Viterbo – A Caffeina Chiara Francini… una sex bomb inarrestabile! Un pizzico di vivacità e colore a Caffeina ieri sera, 29 giugno. Il pubblico impazzito. Tra uomini e donne, giovani e meno giovani, lunghe code per un selfie con lei. Disponibilissima e sorridente. Con l’espressione da “birichina” che la contraddistingue.
Tra tante sfumature letterarie anche il tocco divertito e vispo di una Chiara Francini poliedrica. L’attrice ieri è stata a Viterbo in veste di scrittrice. Come autrice del suo libro “Non parlare a bocca piena”, pubblicato lo scorso 27 aprile e presentato per l’occasione a Caffeina.
Fotocronaca: Chiara Francini a Caffeina
Chiara Francini presenta il suo libro, raccontando come quello dei genitori possa rappresentare un porto sicuro per la vita.
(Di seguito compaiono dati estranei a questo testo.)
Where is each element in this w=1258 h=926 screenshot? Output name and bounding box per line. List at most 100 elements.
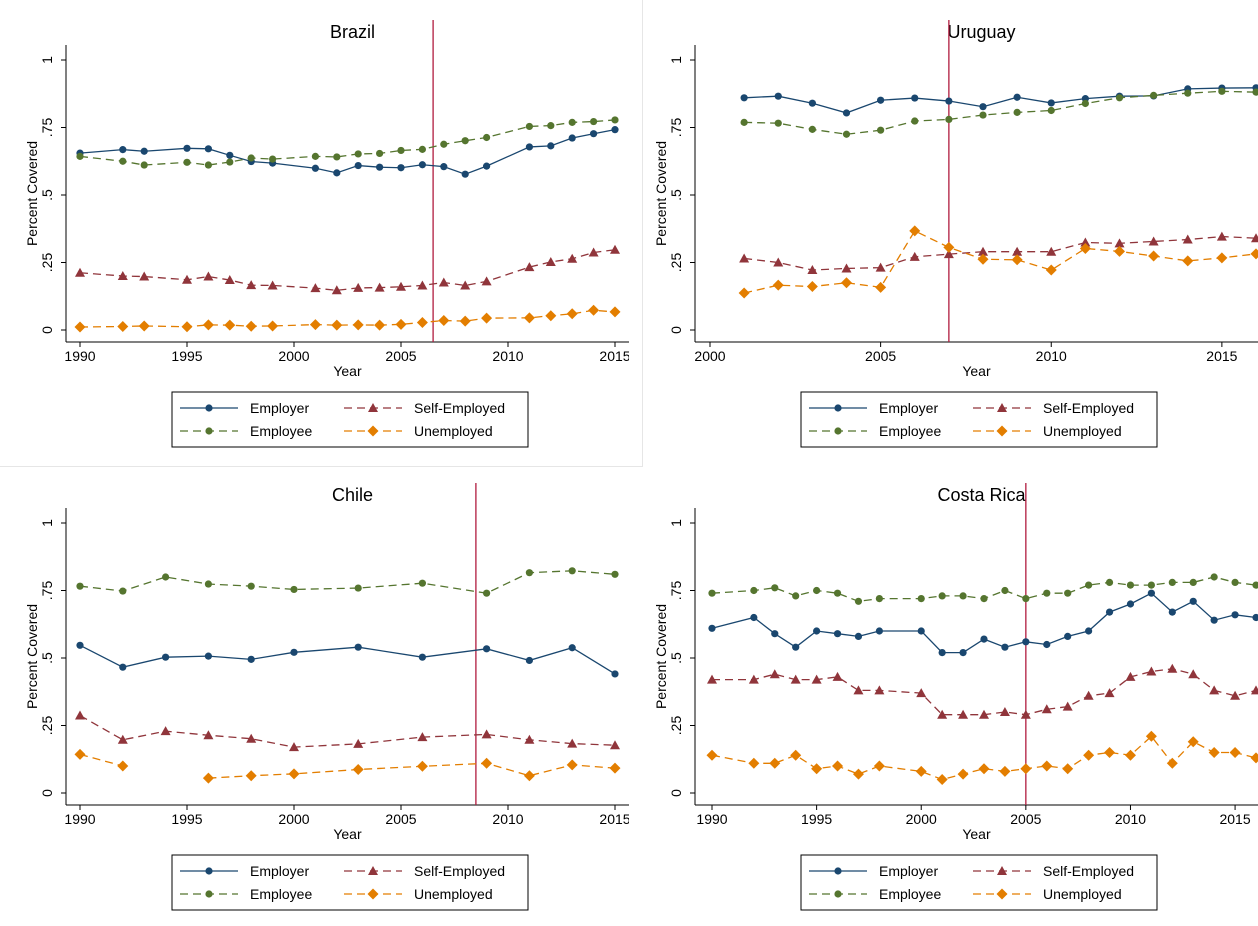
data-point [289,742,299,752]
x-tick-label: 1990 [64,811,95,827]
data-point [841,263,852,273]
data-point [1126,581,1135,589]
legend-marker [205,890,213,898]
data-point [1083,749,1095,761]
y-tick-label: .25 [39,716,55,736]
data-point [1085,627,1093,635]
legend-label: Self-Employed [414,863,505,879]
data-point [978,763,990,775]
data-point [790,749,802,761]
data-point [909,225,921,237]
data-point [874,685,885,695]
legend-entry: Self-Employed [344,863,505,879]
data-point [979,709,989,719]
data-point [523,312,535,324]
data-point [611,116,619,124]
series-employee [708,573,1258,605]
data-point [438,277,449,287]
data-point [1210,573,1218,581]
x-axis-label: Year [333,363,362,379]
data-point [417,280,428,290]
legend-label: Employer [879,400,938,416]
data-point [418,161,426,169]
data-point [440,163,448,171]
data-point [140,147,148,155]
y-tick-label: .5 [39,189,55,201]
x-axis-label: Year [962,363,991,379]
data-point [267,280,278,290]
chart-panel-chile: Chile 0 .25 .5 .75 1 Percent Covered 1990 1995 20… [0,463,629,926]
data-point [1001,586,1009,595]
data-point [1168,608,1176,616]
data-point [1012,246,1023,256]
series-unemployed [738,225,1258,299]
data-point [1188,669,1199,679]
data-point [226,158,234,166]
data-point [1045,264,1057,276]
legend-label: Employee [879,423,941,439]
data-point [547,122,555,130]
series-line [712,668,1257,716]
data-point [1145,730,1157,742]
data-point [183,158,191,166]
legend-entry: Self-Employed [344,400,505,416]
data-point [1064,632,1072,640]
series-line [79,249,616,291]
data-point [525,656,534,665]
data-point [1064,589,1072,597]
data-point [611,570,619,578]
data-point [1231,578,1239,586]
series-line [208,762,616,779]
data-point [547,142,555,150]
legend-marker [997,866,1007,875]
data-point [1114,245,1125,257]
data-point [481,312,493,324]
data-point [481,729,492,739]
data-point [76,582,84,590]
data-point [202,772,214,784]
data-point [1011,254,1023,266]
data-point [1168,578,1176,586]
data-point [588,304,600,316]
data-point [354,584,362,592]
data-point [1125,671,1136,681]
legend-label: Employer [250,863,309,879]
data-point [1022,595,1030,603]
data-point [245,770,257,782]
data-point [738,287,750,299]
data-point [311,152,319,160]
data-point [246,733,257,743]
legend-entry: Employee [180,423,312,439]
data-point [740,94,748,102]
data-point [1231,611,1239,619]
data-point [354,150,362,158]
data-point [841,277,852,289]
data-point [610,244,620,254]
series-line [744,235,1257,271]
data-point [224,319,236,331]
legend-entry: Employer [180,400,309,416]
data-point [545,256,556,266]
data-point [1083,690,1094,700]
data-point [877,96,885,104]
data-point [374,282,385,292]
x-tick-label: 1990 [696,811,727,827]
series-unemployed [74,748,621,784]
data-point [1047,99,1055,107]
legend-box [800,854,1158,911]
data-point [852,768,864,780]
data-point [979,111,987,119]
data-point [1182,234,1193,244]
series-employee [76,116,619,169]
data-point [440,140,448,148]
series-line [79,119,616,166]
y-tick-label: 1 [668,519,684,527]
data-point [417,732,428,742]
data-point [119,587,127,595]
data-point [1150,91,1158,99]
data-point [1080,237,1091,247]
data-point [333,153,341,161]
data-point [1041,760,1053,772]
data-point [140,161,148,169]
legend-marker [368,866,378,875]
Dove poter tornare dopo una storia sentimentale naufragata. Al termine di una convivenza finita male. Un punto di arrivo dopo “false partenze”. Un luogo dove ritrovarsi e ritrovare un’accoglienza certa e una cameretta rosa intatta. Dove il tempo sembra essersi fermato. Come anni prima.
Un posto dove sentirsi al sicuro. La cura per le ferite raccolte a spasso per il mondo. L’amore con la A maiuscola. Quello che ti accoglie sempre e oltre tutto. Quello da cui imparare e dove potersi rifugiare anche dopo i “tempi supplementari” della giovinezza, della maturità di una donna.
Chiara Francini più tardi si è ripresentata al pubblico, alle 22 anche in veste di testimone e lettrice in un intelligente e brillante dibattito sul ruolo e la forza della donna nel mondo, nel tempo e tra gli uomini.
Chiara Francini salta di nuovo in piazza del Plebiscito. Nel salotto culturale del giornalista e scrittore Aldo Cazzullo.
Ad introdurre “il duetto”, il giornalista televisivo Gianni Scipione Rossi, recitando come incipit il titolo del libro di Cazzullo: “Le donne erediteranno la terra?”.
Cazzullo, partendo da alcune righe del suo testo, parla al pubblico e invita Chiara a discutere di “giochi di ruolo” tra uomini e donne. Lei legge recitando. Lui approfondisce i significati. Si discute di eterne dinamiche tra sessi opposti. Dove Cazzullo ammette e sottolinea la forza ineguagliabile del genere femminile. Senza invidia o sfida. Ma con placida consapevolezza.
Un parallelismo continuo che, a spasso nel tempo, anche nei classici della letteratura, da Omero a Dostoevskij, dimostra che è una legge universale quella che mette a confronto la donna e l’uomo come unità di misura l’una dell’altro. Per capire. Per capirsi.